A tensão no bairro do Pinheiro e o reflexo nas áreas adjacentes.
Por: Emanuelle Borba
Às
margens da lagoa vivem os pescadores, crescem os nadadores e sonham os futuros
jogadores. No campo de visão do menino, ao longe, a vasta água da Mundaú, mais
próximo, os gramados do Mutange. Nas adjacências do Pinheiro, o seu bairro
também corre perigo, e o menino, torcedor azulino, que sonha em jogar bola pelo
CSA para tirar a família do morro não sabe porque a mãe não tira os olhos da
tevê.
Fundado
em 1922, os metros quadrados que hoje abrigam três campos, academia, sala de
imprensa e uma vasta dependência já foi campo. Já foi história. Primeiro
estádio da cidade, já recebeu até jogo internacional. Hoje? Só treinos
acontecem, mas com um toque de ameaça.
Desde fevereiro de 2018 o bairro do Pinheiro
teve presença na mídia e o motivo é tenebroso: problemas com rachaduras entre
as casas, sensações de tremores de terra. Os 19 mil moradores da região tiveram
o alerta de pânico acendido, e após um ano as projeções não são otimistas. As
rachaduras aumentaram e chegaram a vizinhança, o Mutange é um vizinho. Preocupando
os moradores lá do alto, a Defesa Civil ameniza com a distinção de áreas com
maior e menor risco, mas isso não inibe o fato que o menino, o pai e o avô
podem correr o risco de não verem mais um treino do Azulão em suas
dependências.
Mapa com grau
de fissuras na região do Pinheiro, o Mutange está localizado abaixo no mapa.
Foto: Divulgação
Apesar
da falta de ofícios e estudos conclusivos o alerta está ligado. Todos sabem
disso, do morador ao dirigente do CT. Mas ninguém quer partir, muito menos sem
respaldo financeiro. Seu Zé do morro e Raimundo Tavares, presidente do CSA, todos
cobram do governo mais transparência sobre o que está acontecendo. A incerteza
sobre o risco que os seus imóveis têm também devasta.

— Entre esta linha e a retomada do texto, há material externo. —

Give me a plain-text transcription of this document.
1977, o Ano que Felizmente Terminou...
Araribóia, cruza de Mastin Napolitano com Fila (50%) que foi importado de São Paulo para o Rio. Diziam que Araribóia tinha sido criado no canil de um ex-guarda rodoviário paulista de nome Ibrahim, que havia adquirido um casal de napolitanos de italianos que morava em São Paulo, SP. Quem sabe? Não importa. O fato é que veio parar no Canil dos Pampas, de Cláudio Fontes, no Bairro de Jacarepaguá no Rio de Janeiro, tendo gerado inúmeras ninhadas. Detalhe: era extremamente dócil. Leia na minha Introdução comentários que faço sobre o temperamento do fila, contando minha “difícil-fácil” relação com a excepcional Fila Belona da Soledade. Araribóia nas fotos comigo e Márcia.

A estrutura do Mutange foi montada
abaixo de um morro onde residem moradores do bairro. Foto: Emanuelle Borba
A
visão é privilegiada. Do alto do morro podem ser vistos detalhes que o técnico
Marcelo Cabo esconde da imprensa, durante o treino fechado. Os moradores se
sentem sortudos pelo feito, mas tensos pelas notícias nebulosas sobre a
segurança estrutural que ameaça alguns bairros em Maceió. No fundo, ninguém
quer evacuar ou sair de casa como foram obrigados a agir os moradores do
Pinheiro, mesmo sob indenização municipal.
Fala, presidente!
2019
é um ano de ouro para o CSA. Além do título recente no estadual e do acesso em
competição nacional, o clube azulino volta a disputar a série A do campeonato
brasileiro após mais de 30 anos. Eis que a incidência que afeta a estrutura do Pinheiro
e dos bairros vizinhos esbarra com o investimento de milhões que vem sendo
feito para aperfeiçoar as dependências do Centro de Treinamento Gustavo Paiva.
Presidente
do conselho deliberativo, Raimundo Tavares, está ciente sobre os boatos, mas
evita acreditar em todas as especulações que amedrontam: ‘’eu, particularmente,
não acredito que possa acontecer algo no CT. Por enquanto, o que nos resta é
aguardar alguma definição por parte do governo, Defesa Civil... A nossa
situação é a mesma da de milhares de famílias que moram na região’’, disse.
Após
se tornar uma espécie de patrimônio, ficou claro que em caso de prejuízo a
diretoria do clube azulino é completamente respaldada legalmente para recorrer
pelos danos. Se evidenciado danos, com explicação baseada na extração da
Sal-Gema (hoje principal suposição como causadora dos acidentes), o corpo
judiciário do Centro Sportivo Alagoano entrará com ações em busca do
ressarcimento, já que não pode ser prejudicado por falha de terceiros: ‘’se for para sair de lá, o CSA precisa ser
beneficiado, assim como as famílias que residem na localidade.’’, concluiu
Raimundo.
Explicação especialista
A
situação dos moradores do Mutange é de preocupação, mas apesar do estado de
calamidade decretado pela prefeitura ainda existem pontos a serem acertados. Oficialmente,
segundo a defesa civil municipal, não há necessidade de evacuação nesse
momento. Vale ressaltar que apesar de serem regiões próximas, há uma distinção
na dimensão do problema quando comparado o quadro do Pinheiro com o do Mutange.
Basicamente,
a distinção do grau de preocupação pode ser explicada pelo tectonismo. O bairro
do Pinheiro, e sua extensão, encontra-se situado sobres duas placas tectônicas,
que quando mais movimentam, mais impactam de forma visível. Enquanto o Mutange,
estabelecido sobre uma placa, apenas, ainda que esta se mova (no sentido da lagoa,
por exemplo), tem alteração menos perceptível e consequências menos dramáticas na
construção civil. Esclareceu a assessoria da Defesa Civil de Maceió.
Mantendo a esperança
Após
novas entrevistas e informações, resta para os azulinos e moradores do Mutange
apenas a torcida – mais do que por um título, pela volta da estabilidade e paz.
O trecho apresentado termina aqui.